The securities industry is fighting tooth and nail to save 12b-1 fees. Exactly one month after the June 19 SEC roundtable convened to discuss the fate of 12b-1 fees, the securities industry’s lobby group, the Securities Industry and Financial Markets Association (SIFMA), released its comment letter today. The letter says that 12b-1 fees are a necessary part of doing business, and that abolishing them will harm investors and stunt industry competition.

In a letter to Nancy Morris, secretary of the SEC, SIFMA Senior Managing Director and General Counsel Ira Hammerman urged regulators to keep 12b-1 fees. Hammerman wrote that charging fees at the account level (as opposed to the fund level) in order to make them more transparent will only hurt consumers. He also said that 12b-1 fees make it possible for smaller funds to attract larger intermediaries, which ultimately means that clients get a wider choice of funds.

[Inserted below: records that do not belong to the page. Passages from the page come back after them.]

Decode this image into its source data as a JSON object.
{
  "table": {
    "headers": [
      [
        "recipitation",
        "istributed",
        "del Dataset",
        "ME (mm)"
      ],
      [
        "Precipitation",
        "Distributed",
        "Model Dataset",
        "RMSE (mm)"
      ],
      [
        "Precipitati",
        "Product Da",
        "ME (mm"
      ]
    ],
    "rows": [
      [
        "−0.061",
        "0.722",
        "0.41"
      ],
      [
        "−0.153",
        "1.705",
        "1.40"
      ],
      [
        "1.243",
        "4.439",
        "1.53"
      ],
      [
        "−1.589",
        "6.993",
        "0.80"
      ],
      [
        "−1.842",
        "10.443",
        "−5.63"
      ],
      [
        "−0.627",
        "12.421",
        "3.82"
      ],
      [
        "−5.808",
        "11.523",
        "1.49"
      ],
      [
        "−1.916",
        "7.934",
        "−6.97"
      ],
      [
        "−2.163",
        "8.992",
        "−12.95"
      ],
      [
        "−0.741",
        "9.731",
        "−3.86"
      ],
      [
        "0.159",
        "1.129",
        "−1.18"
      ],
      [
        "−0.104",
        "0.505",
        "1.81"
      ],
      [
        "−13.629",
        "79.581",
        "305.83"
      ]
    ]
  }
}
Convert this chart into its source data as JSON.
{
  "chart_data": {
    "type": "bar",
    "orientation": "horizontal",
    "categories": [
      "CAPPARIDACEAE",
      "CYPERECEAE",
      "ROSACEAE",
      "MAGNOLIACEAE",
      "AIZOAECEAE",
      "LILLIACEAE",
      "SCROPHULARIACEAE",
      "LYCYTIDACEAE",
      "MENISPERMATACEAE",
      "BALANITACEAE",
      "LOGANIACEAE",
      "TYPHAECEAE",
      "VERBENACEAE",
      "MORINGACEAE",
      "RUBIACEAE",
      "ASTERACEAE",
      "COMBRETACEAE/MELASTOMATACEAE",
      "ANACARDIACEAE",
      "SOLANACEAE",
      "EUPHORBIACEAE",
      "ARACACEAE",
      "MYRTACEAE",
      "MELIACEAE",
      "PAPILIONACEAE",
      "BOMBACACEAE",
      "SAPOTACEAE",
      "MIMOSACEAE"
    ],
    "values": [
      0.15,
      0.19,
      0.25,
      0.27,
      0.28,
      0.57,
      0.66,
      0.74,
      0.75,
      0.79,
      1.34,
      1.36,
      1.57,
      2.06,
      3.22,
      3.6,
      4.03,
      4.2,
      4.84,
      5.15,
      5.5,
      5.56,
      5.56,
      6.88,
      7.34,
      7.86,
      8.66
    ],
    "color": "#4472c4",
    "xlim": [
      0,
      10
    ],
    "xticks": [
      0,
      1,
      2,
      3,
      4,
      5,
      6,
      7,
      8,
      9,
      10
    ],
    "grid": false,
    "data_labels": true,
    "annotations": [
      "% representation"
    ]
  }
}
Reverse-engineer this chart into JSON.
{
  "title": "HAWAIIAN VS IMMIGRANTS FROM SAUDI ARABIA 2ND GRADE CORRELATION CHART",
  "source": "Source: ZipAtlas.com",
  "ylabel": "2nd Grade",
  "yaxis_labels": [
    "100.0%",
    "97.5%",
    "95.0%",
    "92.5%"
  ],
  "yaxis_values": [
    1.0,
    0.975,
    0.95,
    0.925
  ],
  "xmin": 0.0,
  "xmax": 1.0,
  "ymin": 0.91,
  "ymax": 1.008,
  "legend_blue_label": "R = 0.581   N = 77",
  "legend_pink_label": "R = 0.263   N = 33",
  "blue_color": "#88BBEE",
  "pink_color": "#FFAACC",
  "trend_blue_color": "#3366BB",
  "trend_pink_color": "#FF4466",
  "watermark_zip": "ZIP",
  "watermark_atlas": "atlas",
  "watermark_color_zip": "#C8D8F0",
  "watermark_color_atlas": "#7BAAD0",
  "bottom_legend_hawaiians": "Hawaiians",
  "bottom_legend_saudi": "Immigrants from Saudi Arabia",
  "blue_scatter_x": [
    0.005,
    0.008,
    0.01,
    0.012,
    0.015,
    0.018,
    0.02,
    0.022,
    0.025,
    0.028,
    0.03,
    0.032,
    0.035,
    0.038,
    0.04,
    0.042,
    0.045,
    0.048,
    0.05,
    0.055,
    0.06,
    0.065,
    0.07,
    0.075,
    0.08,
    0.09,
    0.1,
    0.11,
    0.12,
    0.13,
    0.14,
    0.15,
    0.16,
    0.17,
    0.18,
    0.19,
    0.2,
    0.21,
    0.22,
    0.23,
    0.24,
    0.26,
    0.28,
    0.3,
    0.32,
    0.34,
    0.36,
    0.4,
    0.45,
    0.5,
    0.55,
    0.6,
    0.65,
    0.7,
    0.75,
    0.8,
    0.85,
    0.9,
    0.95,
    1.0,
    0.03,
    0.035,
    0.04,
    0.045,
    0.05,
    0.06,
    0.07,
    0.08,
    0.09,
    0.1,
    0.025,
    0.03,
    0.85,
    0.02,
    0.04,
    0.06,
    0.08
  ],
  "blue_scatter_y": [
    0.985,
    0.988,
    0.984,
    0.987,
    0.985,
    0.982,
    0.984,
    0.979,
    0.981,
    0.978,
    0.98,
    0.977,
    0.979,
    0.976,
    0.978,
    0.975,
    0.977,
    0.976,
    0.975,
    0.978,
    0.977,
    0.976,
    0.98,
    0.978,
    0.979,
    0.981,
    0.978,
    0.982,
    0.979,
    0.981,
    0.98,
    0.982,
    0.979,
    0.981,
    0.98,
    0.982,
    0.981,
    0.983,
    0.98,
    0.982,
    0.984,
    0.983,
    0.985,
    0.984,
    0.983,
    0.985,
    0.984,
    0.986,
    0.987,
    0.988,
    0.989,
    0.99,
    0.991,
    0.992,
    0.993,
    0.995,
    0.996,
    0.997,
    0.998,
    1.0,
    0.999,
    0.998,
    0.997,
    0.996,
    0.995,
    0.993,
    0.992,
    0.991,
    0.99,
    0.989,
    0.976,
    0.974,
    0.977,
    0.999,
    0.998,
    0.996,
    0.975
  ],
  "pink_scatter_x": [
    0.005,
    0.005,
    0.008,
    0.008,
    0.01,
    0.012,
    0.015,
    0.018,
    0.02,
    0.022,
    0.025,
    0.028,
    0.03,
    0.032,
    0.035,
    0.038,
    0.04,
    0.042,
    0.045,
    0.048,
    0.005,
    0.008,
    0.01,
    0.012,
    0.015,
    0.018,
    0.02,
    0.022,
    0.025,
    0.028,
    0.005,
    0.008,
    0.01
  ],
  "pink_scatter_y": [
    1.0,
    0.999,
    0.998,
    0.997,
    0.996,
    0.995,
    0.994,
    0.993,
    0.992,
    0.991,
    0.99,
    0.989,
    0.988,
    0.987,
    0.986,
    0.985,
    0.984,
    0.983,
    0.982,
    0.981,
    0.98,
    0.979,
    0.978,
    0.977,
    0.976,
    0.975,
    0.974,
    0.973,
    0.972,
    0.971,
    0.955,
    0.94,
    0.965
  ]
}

During the 27 years since the 12b-1 rule was created, “mutual fund assets have increased to more than $11 trillion and are held by nearly 100 million investors,” Hammerman wrote. “Also, the scope and nature of administrative and investment services provided to fund shareholders, and the entities providing such services, has dramatically changed during that period. In particular, the need for investment guidance is greater than ever given that mutual funds are the core investment of most retirement accounts, and there has been a wholesale shift from employer defined benefit plans to 401(K) and other defined contribution plans.” In other words, 12b-1 fees pay for services that weren’t available to fund shareholders when the rule was created. In particular, they pay for the kinds of investment advice services that investors really need today.

Critics charge, however, that the fees were meant to be a temporary solution, allowing mutual fund companies to pay for marketing and increase assets when the industry was just getting off the ground. Further, they say, it’s not fair to allow mutual funds to charge shareholders for their compensation to brokers—especially if these fees are not fully disclosed as such. In a 2003 testimony to Congress regarding the fees, publisher of FundAlarm.com, Roy Weitz said, “These companies have turned Rule 12b-1 into a prop that permanently supports their distribution system of multiple share classes (‘A-B-C’). In this context it would be quaint—even ludicrous—to think of 12b-1 fees as a temporary charge designed to benefit shareholders.”

But what would the final impact be if they were taken away? Geoff Bobroff, a mutual fund consultant, says eliminating 12b-1s would be very hard on broker/dealers and their reps, who count on 12b-1 revenues. He echoes Hammerman in the sentiment that it would be especially hard on smaller fund families: “The evolution to the new fees for services allows smaller fund families, with good investment performance, to gain traction in the marketplace.”

But the issue is probably a long way from resolution. Some in the industry say that while Cox is taking the 12b-1 fee subject seriously, it is unlikely that he will try to repeal the rule that created them. What other solutions he will consider is not entirely clear.